In Lombardia inoltre sono praticamente scomparsi persino i Distretti. Esiste illegittimamente l’equiparazione tra la sanità pubblica e quella privata. Sempre in Lombardia alcuni ospedali come quello di Codogno e quello di Alzano lombardo sono stati all’inizio cause della diffusione dell’epidemia, così come è accaduto in molte RSA. Si tratta di numerose cause e concause. Come per esempio la carenza della disponibilità sia di dispositivi di protezione individuale che di attrezzature medicali.
La mortalità nel mese di marzo 2020, rispetto ad analoghi periodi degli anni precedenti è stata secondo l’ISTAT superiore del 49,4%. I decessi per il complesso delle cause e per cavid-19 nel primo trimestre 2020 nel confronto con la media dello stesso periodo 2015-2019: Lombardia 186,5 – Emilia Romagna 70,1 – Piemonte 47,0 – Veneto 24,3 – Italia 49,4.
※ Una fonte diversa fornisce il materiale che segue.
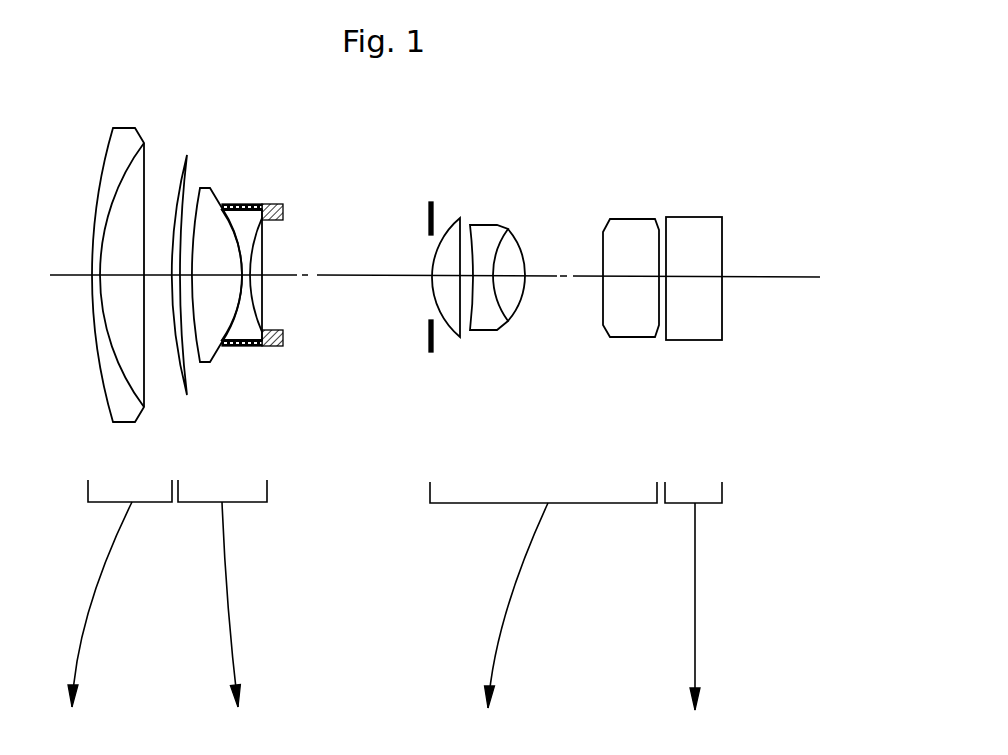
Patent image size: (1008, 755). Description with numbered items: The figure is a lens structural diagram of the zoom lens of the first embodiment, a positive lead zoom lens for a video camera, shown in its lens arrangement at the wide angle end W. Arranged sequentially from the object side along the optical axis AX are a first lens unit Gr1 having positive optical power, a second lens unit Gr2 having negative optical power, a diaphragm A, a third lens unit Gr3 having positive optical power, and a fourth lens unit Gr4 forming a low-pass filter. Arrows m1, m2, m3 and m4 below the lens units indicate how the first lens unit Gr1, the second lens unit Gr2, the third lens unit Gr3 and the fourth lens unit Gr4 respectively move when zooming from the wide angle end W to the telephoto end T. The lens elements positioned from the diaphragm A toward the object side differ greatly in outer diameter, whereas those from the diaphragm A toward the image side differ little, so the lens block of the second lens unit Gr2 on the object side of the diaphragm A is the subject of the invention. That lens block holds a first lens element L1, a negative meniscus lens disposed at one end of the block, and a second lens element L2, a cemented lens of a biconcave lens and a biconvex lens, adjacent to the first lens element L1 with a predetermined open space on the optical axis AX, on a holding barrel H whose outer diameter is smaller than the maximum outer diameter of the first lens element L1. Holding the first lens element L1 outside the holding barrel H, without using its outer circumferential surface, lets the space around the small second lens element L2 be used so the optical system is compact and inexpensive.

The first lens unit Gr1 is at (137, 333).
The second lens unit Gr2 is at (257, 328).
The third lens unit Gr3 is at (543, 379).
The fourth lens unit Gr4 is at (675, 379).
The first lens element L1 is at (206, 197).
The second lens element L2 is at (244, 214).
The holding barrel H is at (273, 205).
The diaphragm A is at (430, 212).
The optical axis AX is at (805, 280).
The arrow indicating movement of the first lens unit m1 is at (89, 612).
The arrow indicating movement of the second lens unit m2 is at (230, 613).
The arrow indicating movement of the third lens unit m3 is at (506, 612).
The arrow indicating movement of the fourth lens unit m4 is at (695, 615).
The wide angle end W is at (902, 493).
The telephoto end T is at (896, 703).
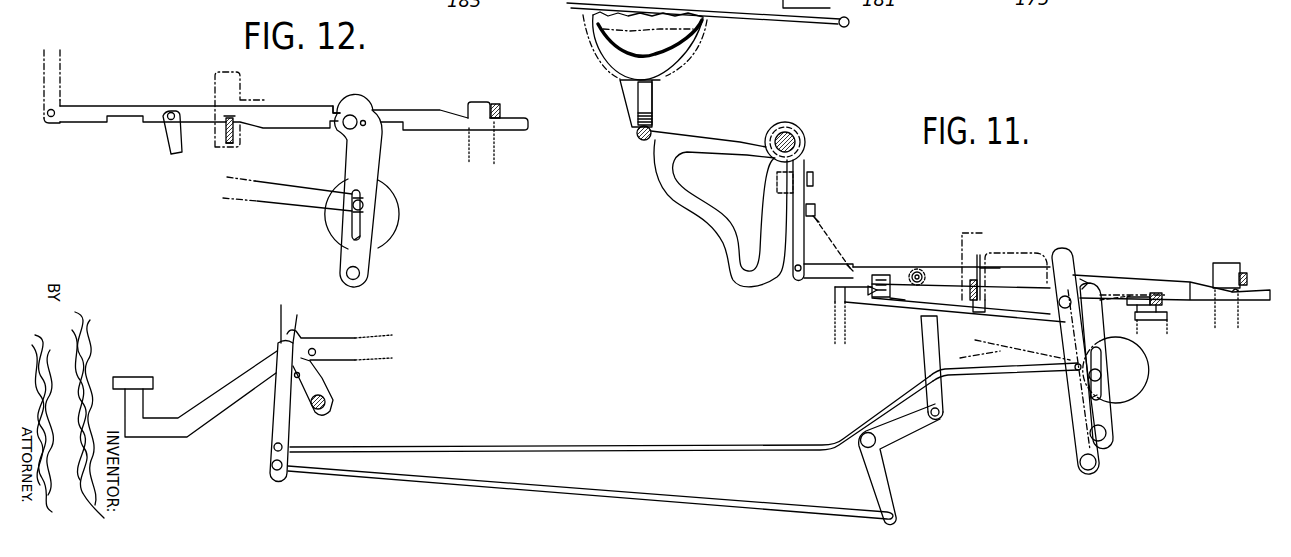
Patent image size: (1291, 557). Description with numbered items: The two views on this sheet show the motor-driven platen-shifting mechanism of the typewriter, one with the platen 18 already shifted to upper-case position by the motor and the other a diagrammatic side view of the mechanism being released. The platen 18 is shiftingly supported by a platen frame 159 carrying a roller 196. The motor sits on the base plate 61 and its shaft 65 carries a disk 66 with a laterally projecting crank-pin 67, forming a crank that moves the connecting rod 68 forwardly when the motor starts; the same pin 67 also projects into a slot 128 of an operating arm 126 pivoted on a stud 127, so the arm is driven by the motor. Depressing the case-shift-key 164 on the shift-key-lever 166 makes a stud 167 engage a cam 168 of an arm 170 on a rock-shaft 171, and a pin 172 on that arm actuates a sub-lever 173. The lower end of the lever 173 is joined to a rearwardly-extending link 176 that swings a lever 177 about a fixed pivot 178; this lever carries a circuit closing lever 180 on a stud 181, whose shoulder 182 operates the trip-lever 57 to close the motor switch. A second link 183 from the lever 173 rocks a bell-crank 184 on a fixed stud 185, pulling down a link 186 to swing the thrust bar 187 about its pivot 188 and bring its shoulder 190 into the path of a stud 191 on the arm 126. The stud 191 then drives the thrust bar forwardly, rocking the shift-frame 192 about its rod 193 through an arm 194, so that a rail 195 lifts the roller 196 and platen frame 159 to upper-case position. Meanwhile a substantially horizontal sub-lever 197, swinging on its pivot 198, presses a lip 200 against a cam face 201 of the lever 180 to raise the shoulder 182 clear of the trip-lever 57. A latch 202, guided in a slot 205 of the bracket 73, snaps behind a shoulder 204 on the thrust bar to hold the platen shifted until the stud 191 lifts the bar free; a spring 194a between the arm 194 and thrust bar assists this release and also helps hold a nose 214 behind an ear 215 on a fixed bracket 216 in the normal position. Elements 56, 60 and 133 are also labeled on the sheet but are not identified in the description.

In FIG. 11, the platen 18 is at (700, 40).
In FIG. 11, the adjusting block 56 is at (1135, 305).
In FIG. 11, the trip-lever 57 is at (1152, 320).
In FIG. 11, the support 60 is at (1168, 318).
In FIG. 11, the base plate 61 is at (833, 315).
In FIG. 12, the shaft 65 is at (354, 222).
In FIG. 11, the shaft 65 is at (1106, 378).
In FIG. 12, the disk 66 is at (393, 232).
In FIG. 11, the disk 66 is at (1147, 377).
In FIG. 12, the crank-pin 67 is at (365, 207).
In FIG. 11, the crank-pin 67 is at (1102, 368).
In FIG. 12, the connecting rod 68 is at (280, 202).
In FIG. 11, the connecting rod 68 is at (993, 364).
In FIG. 12, the bracket 73 is at (214, 77).
In FIG. 11, the bracket 73 is at (981, 232).
In FIG. 12, the operating arm 126 is at (380, 150).
In FIG. 11, the operating arm 126 is at (1112, 418).
In FIG. 12, the stud 127 is at (360, 272).
In FIG. 11, the stud 127 is at (1107, 440).
In FIG. 12, the slot 128 is at (357, 246).
In FIG. 11, the slot 128 is at (1092, 398).
In FIG. 12, the pivot pin 133 is at (346, 130).
In FIG. 11, the platen frame 159 is at (664, 74).
In FIG. 11, the case-shift-key 164 is at (153, 382).
In FIG. 11, the shift-key-lever 166 is at (228, 413).
In FIG. 11, the stud 167 is at (316, 352).
In FIG. 11, the cam 168 is at (298, 333).
In FIG. 11, the arm 170 is at (328, 380).
In FIG. 11, the rock-shaft 171 is at (322, 412).
In FIG. 11, the pin 172 is at (298, 378).
In FIG. 12, the sub-lever 173 is at (61, 82).
In FIG. 11, the sub-lever 173 is at (277, 415).
In FIG. 11, the link 176 is at (707, 451).
In FIG. 11, the lever 177 is at (1072, 425).
In FIG. 11, the fixed pivot 178 is at (1087, 475).
In FIG. 11, the circuit closing lever 180 is at (1007, 319).
In FIG. 11, the stud 181 is at (1059, 300).
In FIG. 11, the shoulder 182 is at (1168, 296).
In FIG. 11, the second link 183 is at (447, 484).
In FIG. 11, the bell-crank 184 is at (888, 483).
In FIG. 11, the fixed stud 185 is at (866, 433).
In FIG. 12, the link 186 is at (168, 138).
In FIG. 11, the link 186 is at (922, 350).
In FIG. 12, the thrust bar 187 is at (134, 106).
In FIG. 11, the thrust bar 187 is at (892, 267).
In FIG. 11, the pivot 188 is at (797, 278).
In FIG. 12, the shoulder 190 is at (336, 112).
In FIG. 11, the shoulder 190 is at (1080, 288).
In FIG. 12, the stud 191 is at (366, 120).
In FIG. 11, the stud 191 is at (1084, 281).
In FIG. 11, the shift-frame 192 is at (695, 205).
In FIG. 11, the rod 193 is at (798, 138).
In FIG. 11, the arm 194 is at (815, 210).
In FIG. 11, the spring 194a is at (822, 225).
In FIG. 11, the rail 195 is at (636, 140).
In FIG. 11, the roller 196 is at (653, 107).
In FIG. 11, the sub-lever 197 is at (872, 296).
In FIG. 11, the pivot 198 is at (878, 276).
In FIG. 11, the lip 200 is at (893, 290).
In FIG. 11, the cam face 201 is at (882, 303).
In FIG. 12, the latch 202 is at (225, 133).
In FIG. 11, the latch 202 is at (970, 289).
In FIG. 12, the shoulder 204 is at (229, 116).
In FIG. 11, the shoulder 204 is at (972, 280).
In FIG. 12, the slot 205 is at (233, 146).
In FIG. 11, the slot 205 is at (977, 312).
In FIG. 12, the nose 214 is at (494, 104).
In FIG. 11, the nose 214 is at (1236, 291).
In FIG. 12, the ear 215 is at (502, 110).
In FIG. 11, the ear 215 is at (1247, 274).
In FIG. 12, the fixed bracket 216 is at (468, 150).
In FIG. 11, the fixed bracket 216 is at (1225, 263).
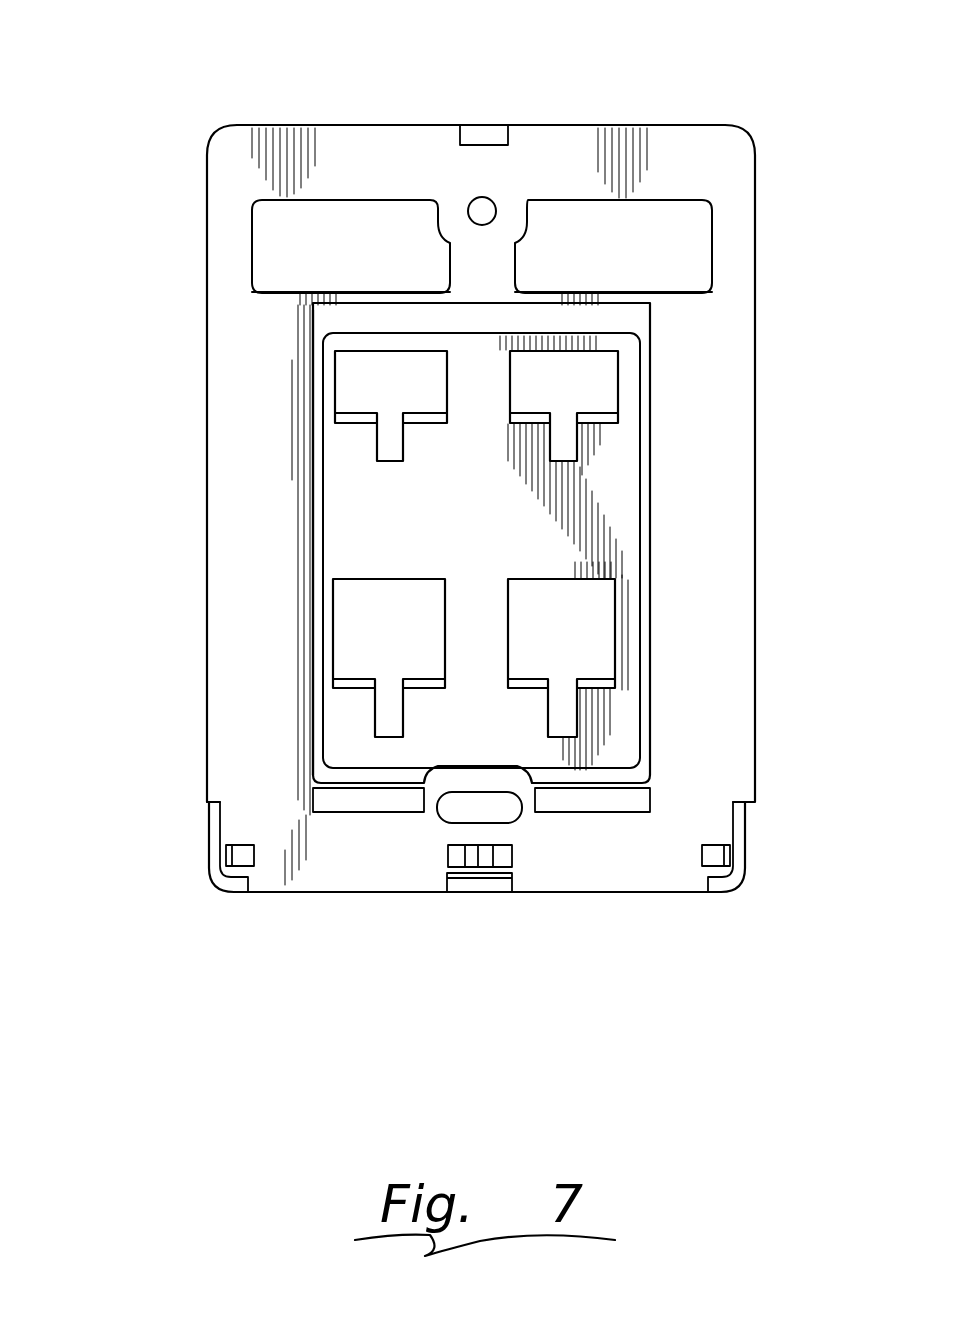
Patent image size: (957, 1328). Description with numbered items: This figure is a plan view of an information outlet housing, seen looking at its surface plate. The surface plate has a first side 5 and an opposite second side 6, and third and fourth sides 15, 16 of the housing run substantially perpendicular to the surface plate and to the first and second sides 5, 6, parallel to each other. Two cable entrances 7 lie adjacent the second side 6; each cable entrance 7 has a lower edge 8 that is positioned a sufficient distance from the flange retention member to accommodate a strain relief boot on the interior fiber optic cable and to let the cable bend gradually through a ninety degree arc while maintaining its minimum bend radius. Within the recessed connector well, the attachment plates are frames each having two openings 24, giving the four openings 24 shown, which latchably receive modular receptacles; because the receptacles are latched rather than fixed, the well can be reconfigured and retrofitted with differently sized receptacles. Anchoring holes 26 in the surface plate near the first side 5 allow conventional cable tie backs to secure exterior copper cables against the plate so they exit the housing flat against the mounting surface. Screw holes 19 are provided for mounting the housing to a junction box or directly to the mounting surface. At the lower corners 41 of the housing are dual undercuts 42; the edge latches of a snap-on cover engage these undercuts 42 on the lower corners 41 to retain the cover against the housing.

The first side 5 is at (665, 893).
The second side 6 is at (567, 125).
The cable entrance 7 is at (281, 257).
The lower edge 8 is at (341, 292).
The third side 15 is at (757, 472).
The fourth side 16 is at (207, 480).
The screw hole 19 is at (486, 212).
The opening 24 is at (390, 627).
The anchoring hole 26 is at (238, 858).
The lower corner 41 is at (210, 893).
The undercut 42 is at (210, 830).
Non va taciuto che il precedente Piano pandemico, deliberato dieci anni prima dalla Regione Lombardia, è rimasto chiuso nei cassetti della Giunta Regionale. Questa analisi severa sulla prima fase della epidemia ci costringe a riflettere con viva preoccupazione sulla Fase due della pandemia appena iniziata. Non possiamo per esempio, continuare ad avere incertezze sull’uso dei tamponi e su altri presidi diagnostici. Serve dunque un netto cambiamento nelle attività preventive e nell’impegno dei medici di medicina generale finalmente associati e adeguatamente organizzati. Come Movimento culturale, abbiamo dichiarato in numerose circostanze la nostra completa disponibilità a collaborare con le istituzioni. Fino ad ora abbiamo trovato diffusa sordità, specie da parte della Giunta della Regione Lombardia.